Behind Donald Trump's off-the-charts West Virginia popularity
Posted August 4
President Donald Trump promised a big announcement Thursday night at his campaign-style rally in West Virginia. The announcement turned out to be the decision by Gov. Jim Justice to switch from the Democratic Party to the Republican Party. Trump took credit for the switch, and cast Justice as the leading edge of common-sense populists who are just plain sick of political correctness and the national Democratic Party. For more perspective on Justice's move and how Trump is perceived in the Mountain State, I reached out to one and only Hoppy Kercheval, a radio talk show host -- and columnist -- in the state. Our conversation, conducted via email and lightly edited for flow, is below.
Cillizza: The Jim Justice party switch. How expected or unexpected was it?
Hoppy: The rumors had been circulating for some time.
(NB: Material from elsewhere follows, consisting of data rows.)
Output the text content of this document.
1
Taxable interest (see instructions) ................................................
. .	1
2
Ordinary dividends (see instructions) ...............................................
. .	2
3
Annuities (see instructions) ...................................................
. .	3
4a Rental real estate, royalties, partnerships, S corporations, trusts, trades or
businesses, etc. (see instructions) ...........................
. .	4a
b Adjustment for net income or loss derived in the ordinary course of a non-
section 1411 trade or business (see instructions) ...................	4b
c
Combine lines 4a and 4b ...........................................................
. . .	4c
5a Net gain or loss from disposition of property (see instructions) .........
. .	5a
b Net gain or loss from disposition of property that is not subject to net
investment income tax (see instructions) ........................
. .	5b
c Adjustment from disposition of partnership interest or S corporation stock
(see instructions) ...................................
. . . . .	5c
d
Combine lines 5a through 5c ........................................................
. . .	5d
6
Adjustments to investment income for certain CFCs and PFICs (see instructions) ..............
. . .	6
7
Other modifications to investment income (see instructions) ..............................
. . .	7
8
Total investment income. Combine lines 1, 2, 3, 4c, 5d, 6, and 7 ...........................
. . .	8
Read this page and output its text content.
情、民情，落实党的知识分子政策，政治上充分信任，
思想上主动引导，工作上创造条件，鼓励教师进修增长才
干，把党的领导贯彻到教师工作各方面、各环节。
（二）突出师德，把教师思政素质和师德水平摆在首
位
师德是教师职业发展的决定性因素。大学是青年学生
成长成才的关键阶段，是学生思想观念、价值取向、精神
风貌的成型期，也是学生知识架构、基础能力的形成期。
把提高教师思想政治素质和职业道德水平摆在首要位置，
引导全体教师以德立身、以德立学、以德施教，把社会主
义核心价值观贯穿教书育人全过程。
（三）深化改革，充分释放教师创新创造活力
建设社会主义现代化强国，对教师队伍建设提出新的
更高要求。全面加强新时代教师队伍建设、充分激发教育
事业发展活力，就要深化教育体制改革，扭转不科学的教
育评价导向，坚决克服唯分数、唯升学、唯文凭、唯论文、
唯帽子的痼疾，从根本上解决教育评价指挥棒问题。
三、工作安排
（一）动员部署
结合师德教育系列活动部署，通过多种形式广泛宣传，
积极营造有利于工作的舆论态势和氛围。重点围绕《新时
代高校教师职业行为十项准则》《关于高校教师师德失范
He talked about it with close advisers, wondering if the move would empower him to accomplish more with the Republican majorities in the House of Delegates and the Senate.
But the talk never seemed to go any farther. After all, Justice had just won election as a Democrat a few months earlier. How wise would it be to run as a member of one party, then switch not long after the election?
Additionally, Justice didn't seem to pay much attention to party labels. He didn't fly the Democratic flag during the campaign and during the legislative session he was as apt to bond with Republicans as Democrats. He said party affiliation was not important to him; he just wanted to work with anyone who could make West Virginia better.
Cillizza: It's been less than 24 hours. But how is the Justice switch going over in the state? Do you anticipate him having ANY electoral problems because of it?
Hoppy: The news is shocking. Even his top staff and close advisers did not know. One told me he found out about it on Twitter. Another told me yesterday he wouldn't believe it until he heard it from the Governor's mouth.
Anti-Trump protesters gathered at the Huntington venue last night chanted, "Jim Justice is a traitor."
Republican leaders are cautious. Remember, this is a governor who proposed $500 million in new taxes during the last legislative session and got into some personal battles with them.
But also keep in mind that Donald Trump is popular here. He got 68% of the vote last November and Gallup still has his approval rating in the state at 60%. Right now, being aligned with Trump in West Virginia is a good thing.
Cillizza: Sen. Joe Manchin is now one of two statewide elected Democrat. He's also up for reelection next November. How concerning is the Justice switch for Manchin -- if at all?
Hoppy: Manchin is disappointed. He and Justice are close. In fact, Justice called Manchin in 2015 and pledged his support for Manchin if he decided to run for governor. BUT, Justice also said if Manchin was not going to run, he wanted to.
Manchin is politically pragmatic. So after the dust settles, I don't think it will mean much one way or another in the Senate race. It would be hard to imagine Justice inserting himself in the Senate race in support of the Republican candidate. My guess is Justice stays out of that and Manchin and the nominee fight it out.
Cillizza: Trump appeared with Justice at a rally last night and seemed to get a hero's welcome. Is Trump as popular as he was in November 2016? Why or why not?
Hoppy: As noted above, Trump is still very strong here, and it's less about party than populism. Trump tapped into the anger and frustration in rural America. Elites want to paint that as racism and xenophobia, and there is some of that. But, West Virginia and rural America has a series of socioeconomic problems -- drugs, economy, family breakdown -- and they feel like they are being ignored, especially by the national Democratic Party.
While all the talk in DC has been about Russia and tweets, Trump has actually followed through on campaign promises made in West Virginia, including pulling out of the Paris Climate Agreement, stopping the Clean Power Plan and reining in the Environmental Protection Agency.
Cillizza: Finish this sentence: "The one word West Virginians would use to describe Trump and Justice is __________." Now, explain.
As I said in No. 4, this area is struggling through some difficult times. Small town West Virginia and small town America have myriad challenges that have nothing to do with climate change or identity politics. Trump campaigned on "Make America Great Again" and Justice constantly talks about how West Virginia deserves better.
These themes align to provide a reason to hope. It's really less about party politics and more about a kind of populism.
CORRECTION: This story has been updated to note that West Virginia treasurer John Perdue is a Democrat who was also elected statewide.